Fusione BPM-B.Popolare: oggi CEO a Bankitalia in attesa dell’ok dalla BCE

Redazione

24 Febbraio 2016 - 09:07

I vertici di BPM e Banco Popolare sono in attesa dell’ok da parte della BCE per il piano di fusione. Oggi gli ad dei due istituti presenteranno il piano a Bankitalia.

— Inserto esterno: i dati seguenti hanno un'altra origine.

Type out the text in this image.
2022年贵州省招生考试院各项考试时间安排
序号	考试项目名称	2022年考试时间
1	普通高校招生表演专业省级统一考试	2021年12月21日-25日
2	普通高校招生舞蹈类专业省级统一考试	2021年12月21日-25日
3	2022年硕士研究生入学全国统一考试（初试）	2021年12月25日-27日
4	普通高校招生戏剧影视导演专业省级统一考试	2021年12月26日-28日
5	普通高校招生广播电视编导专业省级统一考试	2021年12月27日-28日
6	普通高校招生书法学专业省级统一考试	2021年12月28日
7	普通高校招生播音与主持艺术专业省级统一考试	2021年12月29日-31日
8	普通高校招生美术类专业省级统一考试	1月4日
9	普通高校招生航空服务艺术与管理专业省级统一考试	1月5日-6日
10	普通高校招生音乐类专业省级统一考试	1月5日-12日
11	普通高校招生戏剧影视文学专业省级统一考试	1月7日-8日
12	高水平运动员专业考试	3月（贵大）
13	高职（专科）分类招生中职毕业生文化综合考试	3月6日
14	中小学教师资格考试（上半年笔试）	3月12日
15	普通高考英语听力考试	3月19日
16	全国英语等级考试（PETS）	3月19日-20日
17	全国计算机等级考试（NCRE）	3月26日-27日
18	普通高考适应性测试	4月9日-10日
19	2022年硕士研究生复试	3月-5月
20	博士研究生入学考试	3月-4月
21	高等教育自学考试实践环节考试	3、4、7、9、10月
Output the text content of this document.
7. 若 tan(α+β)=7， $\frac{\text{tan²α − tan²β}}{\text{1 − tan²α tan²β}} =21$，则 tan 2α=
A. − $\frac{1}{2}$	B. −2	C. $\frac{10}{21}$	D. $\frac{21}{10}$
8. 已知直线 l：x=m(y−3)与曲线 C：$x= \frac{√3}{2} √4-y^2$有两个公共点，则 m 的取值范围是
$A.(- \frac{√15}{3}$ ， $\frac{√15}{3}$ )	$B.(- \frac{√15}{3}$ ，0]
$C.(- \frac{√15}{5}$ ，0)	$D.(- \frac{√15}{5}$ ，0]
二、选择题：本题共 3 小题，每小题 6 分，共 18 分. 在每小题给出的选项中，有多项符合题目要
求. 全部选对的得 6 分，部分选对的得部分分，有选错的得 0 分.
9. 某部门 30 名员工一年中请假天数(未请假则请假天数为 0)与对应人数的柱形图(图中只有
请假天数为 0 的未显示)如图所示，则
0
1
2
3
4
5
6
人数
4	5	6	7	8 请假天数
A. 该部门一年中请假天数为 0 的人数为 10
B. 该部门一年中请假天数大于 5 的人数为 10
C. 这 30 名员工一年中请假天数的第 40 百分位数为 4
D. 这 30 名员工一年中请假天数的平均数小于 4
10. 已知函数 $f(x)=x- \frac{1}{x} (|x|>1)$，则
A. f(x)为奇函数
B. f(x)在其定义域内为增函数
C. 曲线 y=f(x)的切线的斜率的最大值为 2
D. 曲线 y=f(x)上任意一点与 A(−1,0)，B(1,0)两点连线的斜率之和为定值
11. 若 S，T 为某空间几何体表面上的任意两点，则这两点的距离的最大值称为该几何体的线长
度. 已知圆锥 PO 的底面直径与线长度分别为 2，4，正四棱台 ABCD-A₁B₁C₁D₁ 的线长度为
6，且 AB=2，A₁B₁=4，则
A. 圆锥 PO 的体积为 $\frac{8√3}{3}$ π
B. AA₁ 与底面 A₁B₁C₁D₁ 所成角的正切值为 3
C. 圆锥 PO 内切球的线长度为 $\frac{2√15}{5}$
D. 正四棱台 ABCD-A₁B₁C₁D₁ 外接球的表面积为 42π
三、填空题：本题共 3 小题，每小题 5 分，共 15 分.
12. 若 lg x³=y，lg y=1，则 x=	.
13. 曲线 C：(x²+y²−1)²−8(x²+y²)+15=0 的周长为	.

Fusione BPM-B.Popolare: oggi CEO a Bankitalia in attesa dell’ok dalla BCE

Prosegue a rilento la trattativa di fusione tra Banca Popolare di Milano e Banco Popolare. Nonostante rimanga ancora ipotizzabile una convocazione straordinaria dei cda delle due banche per questo weekend, sembra che la burocrazia possa far slittare la data alla prossima settimana. I CEO dei due istituti, Giuseppe Castagna (BPM) e Pier Francesco Saviotti (Banco Popolare) presenteranno il piano di fusione a Bankitalia, in attesa del semaforo verde da parte della BCE.

L’istituto centrale europeo sta infatti esaminando tutti i dettagli relativi al piano di fusione, il che potrebbe richiedere tempo visto che il merging tra i due istituti di credito è il primo da quanto esiste la vigilanza bancaria unica ed è per questo che la BCE sta scrupolosamente studiando il piano.

Restano da sciogliere i dubbi relativi allo smaltimento dei crediti deteriorati che entreranno a far parte del nuovo gruppo bancario. I due istituti vorrebbero smaltire i NPL in 5-7 anni in modo da ridurre eccessivi accantonamenti di capitale e di evitare di ricorrere al mercato dei capitali per rifinanziare le casse del nuovo gruppo.

Su questo fronte, lo stesso ad di BPM, Giuseppe Castagna, avrebbe informato il consiglio di gestione che il nodo dei NPL rimane ancora da sciogliere e che la BCE sta valutando attentamente come porre una soluzione (e per questo l’ad non si è sbilanciato sui tempi dell’operazione).

La volontà dei vertici delle due banche è quello di non ricorrere ad aumenti di capitale ma di approfittare delle nuove normative in materia di smaltimento dei crediti deteriorati.